Она сама выбрала такую жизнь. Возможно, в ней есть свои плюсы, но лично мне видятся только минусы. Сплошные потери. Оно действительно того стоит? Она сама верит, что оно того стоит? Я пытаюсь представить, что она чувствует, когда я ухожу, возвращаюсь обратно к Дилипу, а она остается одна. Может быть, для нее это был вовсе не выбор, просто однажды она придумала себе путь – не такой, как у всех остальных, – и идет по нему исключительно в силу привычки, потому что не знает других путей. Я давно собираюсь спросить: ты столько лет убегаешь от всех и вся, неужели тебе ни разу не захотелось остановиться и крикнуть: «Я здесь! Почему вы за мной не бежите?» Может быть, ей как раз и хотелось, чтобы ее догнали, вернули домой и убедили, что она им нужна, что им без нее очень плохо?
Но все эти вопросы растворяются в небытии, когда я вижу, как мама сидит, откинувшись на спинку стула, и потягивает свою кислую воду. Она закрыла глаза и что-то тихонечко напевает под аккомпанемент воплей младенца.
***
Дилип решил обратиться в вегетарианство, потому что вчера в Америке лев убил львицу.
Они оба выросли в зоопарке, в одном вольере. Прожили в неволе всю жизнь, неоднократно спаривались друг с другом. Львица рожала детенышей, которых у нее отбирали совсем в раннем возрасте. И вот однажды, в людные выходные, лев и львица сидели в своем вольере, мимо ходили детишки, тыкали в них пальцами, спрашивали у родителей, настоящие ли это львы, как те, которых показывают в передачах на канале «Нэшнл географик». В газете зачем-то об этом упомянули, словно львы поняли, о чем идет речь, обернулись друг к другу и сказали: «Дети интересуются, настоящие мы или нет. Давай-ка покажем, какие мы настоящие».
И лев откусил львице голову.
На самом деле не откусил, а взял ее голову в пасть и держал, не давая ей вырваться, пока она не задохнулась у него во рту на глазах у вопящих людей.
Автор статьи ставит перед читателем ряд вопросов: возможно, львы были в депрессии? Возможно, здесь мы имеем ту же проблему, что в «Морском мире» и других дельфинариях? Возможно, это не единичный случай, а лишь один из примеров масштабного явления, которое пытаются скрыть от широкой публики? Насколько вообще правомочно держать животных в неволе, представлять зоопарки учреждениями культуры и отдыха и поощрять их как развлечение для детей? Разве общественность не имеет права знать правду?
Дилип говорит, что зоопарки он ненавидит с детства. Нет ничего хуже, чем глазеть на живое существо в клетке. Те же самые чувства он испытывал при изучении колониальной истории. В учебнике была картинка на всю страницу: изображение готтентотской Венеры с цепью на шее и сигаретой во рту. В сопроводительном тексте говорилось, что после смерти ее тело расчленили и часть ее органов выставили в заспиртованном виде на всеобщее обозрение в музее. Дилип рассказывал мне, что подростком, когда они всей семьей ездили в Бомбей, он не ходил на пляж в Джуу, потому что двоюродный брат однажды сказал, что когда-то здесь погибали верблюды: задыхались во влажном воздухе. Их гигантские легкие отсыревали, как намокшие наволочки.
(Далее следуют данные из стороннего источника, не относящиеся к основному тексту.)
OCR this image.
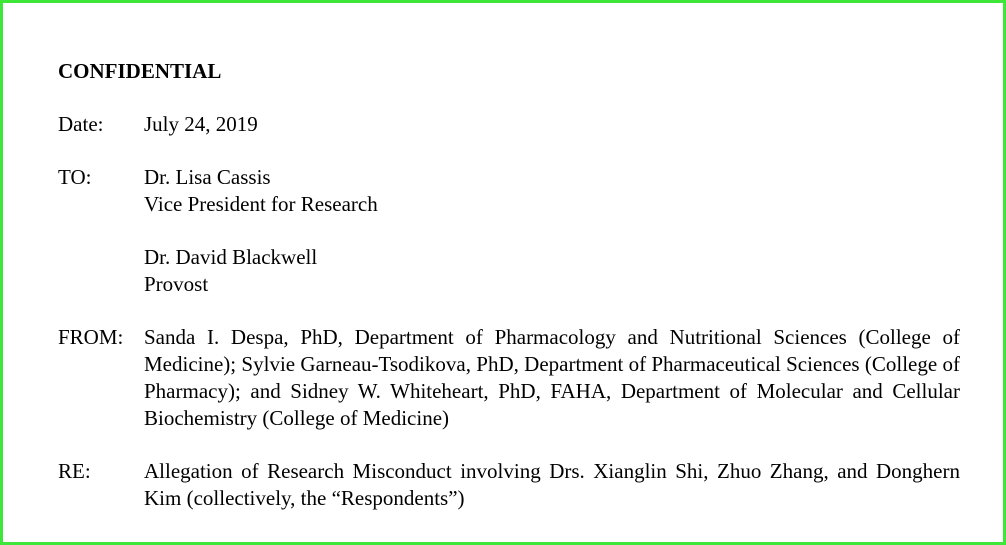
CONFIDENTIAL
Date:	July 24, 2019
TO:	Dr. Lisa Cassis
Vice President for Research
Dr. David Blackwell
Provost
FROM: Sanda I. Despa, PhD, Department of Pharmacology and Nutritional Sciences (College of Medicine); Sylvie Garneau-Tsodikova, PhD, Department of Pharmaceutical Sciences (College of Pharmacy); and Sidney W. Whiteheart, PhD, FAHA, Department of Molecular and Cellular Biochemistry (College of Medicine)
RE:	Allegation of Research Misconduct involving Drs. Xianglin Shi, Zhuo Zhang, and Donghern Kim (collectively, the “Respondents”)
Есть вещи, которые по-настоящему задевают моего мужа, и невозможно заранее предугадать, что именно его заденет. Он ел кейл еще до того, как на него пошла мода, и однажды попробовал сварить мыло в домашних условиях. Летом он выставляет на подоконник миски с водой, чтобы птицы, страдающие от жажды, могли попить. Расизм, сексизм и жестокое обращение с животными, с его точки зрения, вещи одного порядка, и он не делает между ними различий.